Il primo principio riguarda il criterio della rilevanza del singolo caso, conforme all’articolo 83 del GDPR. La Cassazione sottolinea che l’Autorità di controllo deve garantire che le sanzioni inflitte per le violazioni del GDPR siano “in ogni singolo caso” effettive, proporzionate e dissuasive. Questo principio mira a ridurre la discrezionalità nell’applicazione delle sanzioni, concentrandosi sull’accuratezza del sistema sanzionatorio. Una delle innovazioni più significative del GDPR è la maggiore precisione nel sistema di sanzioni, limitando le valutazioni discrezionali da parte delle singole Autorità di controllo nella determinazione delle sanzioni specifiche.

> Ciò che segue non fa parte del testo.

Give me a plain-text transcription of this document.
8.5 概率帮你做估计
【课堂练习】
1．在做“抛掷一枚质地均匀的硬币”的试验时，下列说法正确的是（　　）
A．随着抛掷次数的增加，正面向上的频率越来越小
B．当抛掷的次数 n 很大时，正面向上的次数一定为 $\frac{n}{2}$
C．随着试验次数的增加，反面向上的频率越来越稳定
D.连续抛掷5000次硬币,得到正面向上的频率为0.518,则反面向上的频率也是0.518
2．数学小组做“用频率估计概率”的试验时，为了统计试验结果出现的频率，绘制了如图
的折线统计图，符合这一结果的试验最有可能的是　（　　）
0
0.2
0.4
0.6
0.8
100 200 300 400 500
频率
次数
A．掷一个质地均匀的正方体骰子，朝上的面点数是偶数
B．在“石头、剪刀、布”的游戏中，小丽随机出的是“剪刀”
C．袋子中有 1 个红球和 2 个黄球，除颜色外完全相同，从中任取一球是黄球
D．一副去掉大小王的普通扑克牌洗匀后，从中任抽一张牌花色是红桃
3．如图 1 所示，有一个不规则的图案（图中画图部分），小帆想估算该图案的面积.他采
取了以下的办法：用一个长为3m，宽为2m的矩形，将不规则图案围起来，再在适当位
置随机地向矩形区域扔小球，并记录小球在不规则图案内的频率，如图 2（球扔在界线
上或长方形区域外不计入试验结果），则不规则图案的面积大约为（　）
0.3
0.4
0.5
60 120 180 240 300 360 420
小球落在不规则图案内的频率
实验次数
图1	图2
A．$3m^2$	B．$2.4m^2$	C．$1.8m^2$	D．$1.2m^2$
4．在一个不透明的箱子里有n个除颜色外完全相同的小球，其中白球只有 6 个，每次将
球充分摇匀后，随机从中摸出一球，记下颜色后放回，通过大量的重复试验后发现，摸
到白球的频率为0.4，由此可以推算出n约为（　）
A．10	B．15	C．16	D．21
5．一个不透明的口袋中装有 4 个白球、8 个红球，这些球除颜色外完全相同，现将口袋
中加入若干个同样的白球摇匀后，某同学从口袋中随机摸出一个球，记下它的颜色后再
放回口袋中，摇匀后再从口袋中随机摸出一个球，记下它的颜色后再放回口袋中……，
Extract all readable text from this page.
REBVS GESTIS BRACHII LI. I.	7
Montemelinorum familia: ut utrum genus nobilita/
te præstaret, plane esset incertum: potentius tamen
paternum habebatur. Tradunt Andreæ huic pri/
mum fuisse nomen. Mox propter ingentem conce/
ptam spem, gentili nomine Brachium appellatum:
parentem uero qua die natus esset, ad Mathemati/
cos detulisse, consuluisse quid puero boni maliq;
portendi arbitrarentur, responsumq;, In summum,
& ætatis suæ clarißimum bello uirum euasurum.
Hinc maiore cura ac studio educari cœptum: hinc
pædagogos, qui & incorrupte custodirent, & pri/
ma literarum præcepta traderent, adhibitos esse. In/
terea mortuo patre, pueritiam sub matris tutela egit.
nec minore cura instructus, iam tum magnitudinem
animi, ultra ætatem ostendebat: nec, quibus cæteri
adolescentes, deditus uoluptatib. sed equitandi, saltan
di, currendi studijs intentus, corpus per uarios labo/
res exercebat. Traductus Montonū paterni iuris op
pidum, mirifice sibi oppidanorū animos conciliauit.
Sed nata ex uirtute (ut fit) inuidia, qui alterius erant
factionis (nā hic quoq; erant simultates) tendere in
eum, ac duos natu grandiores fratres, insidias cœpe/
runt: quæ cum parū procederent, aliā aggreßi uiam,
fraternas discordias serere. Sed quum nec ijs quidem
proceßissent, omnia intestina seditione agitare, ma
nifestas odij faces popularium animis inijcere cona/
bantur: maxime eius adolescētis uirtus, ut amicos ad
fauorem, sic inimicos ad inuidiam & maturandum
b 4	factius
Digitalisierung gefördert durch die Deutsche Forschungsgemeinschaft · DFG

Il secondo principio riguarda il criterio della proporzionalità, richiamando sempre l’articolo 83 del GDPR, paragrafi 4 e 5, che stabiliscono gli scaglioni delle sanzioni, che possono arrivare fino a 10.000.000 di euro o fino a 20.000.000 di euro, a seconda del tipo di violazione.
La Cassazione precisa che il riferimento alla sanzione proporzionale non ha lo scopo di limitare la sanzione variabile ordinaria, ma rappresenta un limite edittale aggiuntivo che si applica solo se superiore al massimo della sanzione principale.
In altre parole, l’autorità di controllo deve determinare la sanzione amministrativa pecuniaria in modo proporzionato a ciascun caso specifico, richiamando le disposizioni dell’articolo 83 del GDPR. Il GDPR prevede due tipi di sanzioni: una principale, con un ammontare variabile tra un minimo e un massimo, e una secondaria, determinata in proporzione al fatturato annuo.
Inoltre, la Cassazione stabilisce che il giudice può annullare, modificare o rideterminare l’importo della sanzione, ma in ogni caso non può stabilire una sanzione inferiore al minimo edittale. Ancora, l’autorità di controllo competente per i trattamenti transfrontalieri è definita in base al GDPR, che stabilisce che l’autorità di controllo dello stabilimento principale o dello stabilimento unico del titolare del trattamento o del responsabile del trattamento agisce come autorità di controllo capofila per i trattamenti transfrontalieri effettuati da tale titolare del trattamento o responsabile del trattamento.
Infine, la Cassazione sottolinea l’importanza di valutare la titolarità del trattamento dei dati e il livello di autonomia decisionale del titolare del trattamento rispetto alle modalità dettate dal funzionamento di una piattaforma informatica. Nel caso dei trattamenti dei dati dei rider operanti in Italia, questa valutazione richiede un’analisi dei singoli contratti stipulati, in cui di solito sono definiti i dettagli delle modalità e delle regole che regolano tali trattamenti.